Wie geht es weiter in Stralsund?

Die Nachrichten aus Stralsund sind momentan eher durchwachsen – nachdem der Verkauf der historischen Gymnasialbibliothek von der Stadt rückgängig gemacht wurde, ist die Sache damit immer noch nicht ausgestanden. Immer noch werden Bücher aus dem Stadtarchiv zum Verkauf angeboten und es zeigt sich immer deutlicher, dass der Verkauf eine bereits seit langem bestehende Praxis eines chronisch unterfinanzierten Archives war.
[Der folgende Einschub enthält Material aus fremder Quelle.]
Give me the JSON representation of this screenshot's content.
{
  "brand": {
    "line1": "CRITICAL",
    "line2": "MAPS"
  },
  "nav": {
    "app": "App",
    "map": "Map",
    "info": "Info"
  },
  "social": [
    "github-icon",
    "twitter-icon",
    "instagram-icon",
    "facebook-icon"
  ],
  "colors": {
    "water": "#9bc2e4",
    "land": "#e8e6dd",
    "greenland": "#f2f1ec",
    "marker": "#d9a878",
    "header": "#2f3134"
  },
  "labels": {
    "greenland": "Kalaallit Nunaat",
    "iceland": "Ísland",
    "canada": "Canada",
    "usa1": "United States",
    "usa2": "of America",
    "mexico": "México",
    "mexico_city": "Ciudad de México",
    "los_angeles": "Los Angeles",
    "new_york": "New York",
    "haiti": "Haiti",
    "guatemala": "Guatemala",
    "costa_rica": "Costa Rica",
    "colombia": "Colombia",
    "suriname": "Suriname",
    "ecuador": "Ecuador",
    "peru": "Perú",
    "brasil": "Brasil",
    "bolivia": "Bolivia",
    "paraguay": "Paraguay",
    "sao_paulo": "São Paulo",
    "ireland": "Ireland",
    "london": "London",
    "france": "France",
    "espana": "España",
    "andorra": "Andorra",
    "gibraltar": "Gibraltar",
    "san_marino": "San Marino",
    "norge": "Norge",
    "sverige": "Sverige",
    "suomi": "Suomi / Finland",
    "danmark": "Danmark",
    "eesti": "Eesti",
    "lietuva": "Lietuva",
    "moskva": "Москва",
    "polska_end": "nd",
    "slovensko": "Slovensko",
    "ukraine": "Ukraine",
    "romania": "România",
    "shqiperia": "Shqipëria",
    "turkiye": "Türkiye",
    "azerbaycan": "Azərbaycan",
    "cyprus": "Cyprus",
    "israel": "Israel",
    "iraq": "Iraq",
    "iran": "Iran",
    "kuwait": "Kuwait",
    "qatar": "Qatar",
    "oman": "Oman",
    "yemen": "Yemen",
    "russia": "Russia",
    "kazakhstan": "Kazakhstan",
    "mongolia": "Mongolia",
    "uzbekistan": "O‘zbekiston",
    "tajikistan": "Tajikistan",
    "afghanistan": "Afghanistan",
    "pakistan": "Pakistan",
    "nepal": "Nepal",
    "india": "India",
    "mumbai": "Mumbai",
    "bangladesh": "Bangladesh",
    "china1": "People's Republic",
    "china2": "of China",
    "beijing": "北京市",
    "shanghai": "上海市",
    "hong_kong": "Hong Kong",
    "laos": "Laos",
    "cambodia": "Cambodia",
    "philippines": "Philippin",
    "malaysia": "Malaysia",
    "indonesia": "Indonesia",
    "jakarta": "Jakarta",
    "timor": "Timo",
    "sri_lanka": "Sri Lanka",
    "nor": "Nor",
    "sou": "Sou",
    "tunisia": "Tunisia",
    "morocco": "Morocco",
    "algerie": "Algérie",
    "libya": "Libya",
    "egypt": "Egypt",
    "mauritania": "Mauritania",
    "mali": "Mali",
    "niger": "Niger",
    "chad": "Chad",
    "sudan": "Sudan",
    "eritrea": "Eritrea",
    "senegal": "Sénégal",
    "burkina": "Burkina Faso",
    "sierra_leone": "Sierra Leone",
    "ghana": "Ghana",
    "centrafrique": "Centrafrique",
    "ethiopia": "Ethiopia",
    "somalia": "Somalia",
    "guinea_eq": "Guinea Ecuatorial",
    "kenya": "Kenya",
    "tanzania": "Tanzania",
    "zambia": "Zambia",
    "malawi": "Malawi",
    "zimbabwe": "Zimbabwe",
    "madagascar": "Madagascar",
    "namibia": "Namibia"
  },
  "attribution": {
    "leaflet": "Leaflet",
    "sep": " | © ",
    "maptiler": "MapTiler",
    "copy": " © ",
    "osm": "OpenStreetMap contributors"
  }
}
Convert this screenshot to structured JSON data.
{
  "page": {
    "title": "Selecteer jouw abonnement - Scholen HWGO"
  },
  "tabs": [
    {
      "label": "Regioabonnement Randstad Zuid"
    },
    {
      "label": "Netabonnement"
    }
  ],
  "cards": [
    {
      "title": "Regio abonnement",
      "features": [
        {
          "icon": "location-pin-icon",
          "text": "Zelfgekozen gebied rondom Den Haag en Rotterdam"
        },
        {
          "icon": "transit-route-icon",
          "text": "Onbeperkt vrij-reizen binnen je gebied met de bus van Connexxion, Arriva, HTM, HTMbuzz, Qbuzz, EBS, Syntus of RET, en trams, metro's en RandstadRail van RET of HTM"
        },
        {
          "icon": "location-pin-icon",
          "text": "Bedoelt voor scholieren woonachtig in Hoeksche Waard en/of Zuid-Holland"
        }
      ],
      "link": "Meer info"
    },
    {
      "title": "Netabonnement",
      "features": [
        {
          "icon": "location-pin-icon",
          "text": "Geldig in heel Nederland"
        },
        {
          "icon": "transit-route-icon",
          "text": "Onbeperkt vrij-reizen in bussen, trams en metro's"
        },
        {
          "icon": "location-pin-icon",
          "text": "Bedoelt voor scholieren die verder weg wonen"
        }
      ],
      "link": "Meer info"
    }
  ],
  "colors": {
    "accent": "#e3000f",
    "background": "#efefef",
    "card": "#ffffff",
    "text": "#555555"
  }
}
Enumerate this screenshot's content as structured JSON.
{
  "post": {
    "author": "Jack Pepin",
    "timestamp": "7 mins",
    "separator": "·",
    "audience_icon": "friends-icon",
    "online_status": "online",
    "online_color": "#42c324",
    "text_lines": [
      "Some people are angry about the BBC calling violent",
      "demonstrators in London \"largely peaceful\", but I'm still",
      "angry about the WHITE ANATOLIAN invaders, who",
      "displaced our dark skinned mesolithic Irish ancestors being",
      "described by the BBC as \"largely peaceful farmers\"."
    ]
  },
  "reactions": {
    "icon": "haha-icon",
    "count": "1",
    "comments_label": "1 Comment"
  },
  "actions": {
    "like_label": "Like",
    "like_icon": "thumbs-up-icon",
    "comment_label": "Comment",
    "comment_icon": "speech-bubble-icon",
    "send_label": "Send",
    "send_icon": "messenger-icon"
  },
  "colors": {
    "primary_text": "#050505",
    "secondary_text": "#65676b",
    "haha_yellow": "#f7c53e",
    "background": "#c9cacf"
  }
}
Der Pommersche Greif e.V. wird in diesem lesenswerten Artikel einen sehr pessimistischen Blick auf die Zustände in Stralsund. Demnach ist das Archiv seit Jahren oder gar Jahrzehnten chronisch unterfinanziert gewesen, die Mittel gingen größtenteils für Personalkosten drauf und für die „Pflege und Unterhaltung von Kunstgegenständen“ stehen laut aktuellem Haushaltsplan 100 (!) Euro zur Verfügung. Mit dieser wahrlich gigantischen Summe kann das Archiv die riesigen Bestände natürlich nicht ansatzweise bewahren, erhalten oder gar restaurieren. Entsprechend scheint sich die Praxis des Bücherverkaufes etabliert zu haben, um die knappen Kassen zu füllen. Die ehemalige Archivleiterin nimmt nach Ostsee-Zeitung-Informationen folgendermaßen Stellung:

Wie sie erklärte, hätte das Archiv bereits seit den 90er-Jahren um mehr Geld für die Pflege der historischen Bestände gebettelt. Man sei damit aber immer wieder bei den Vorgesetzten abgeblitzt. So habe ihr Vorgänger, Dr. Hans-Joachim Hacker, schließlich als eine Art Verzweiflungsakt die Methode entwickelt, Dubletten zu verkaufen, um etwas Geld für die Restaurierung der wertvollen Bestände zu erhalten. Sie habe diese Praxis dann seit 2009 fortgeführt.
Die Gymnasialbibliothek, an der sich jetzt der ganze Skandal entzündete, sei immer mehr vergammelt. Deshalb habe man sich entschlossen, durch den Verkauf noch etwas Geld einzunehmen, bevor man einiges ganz wegschmeißen müsste.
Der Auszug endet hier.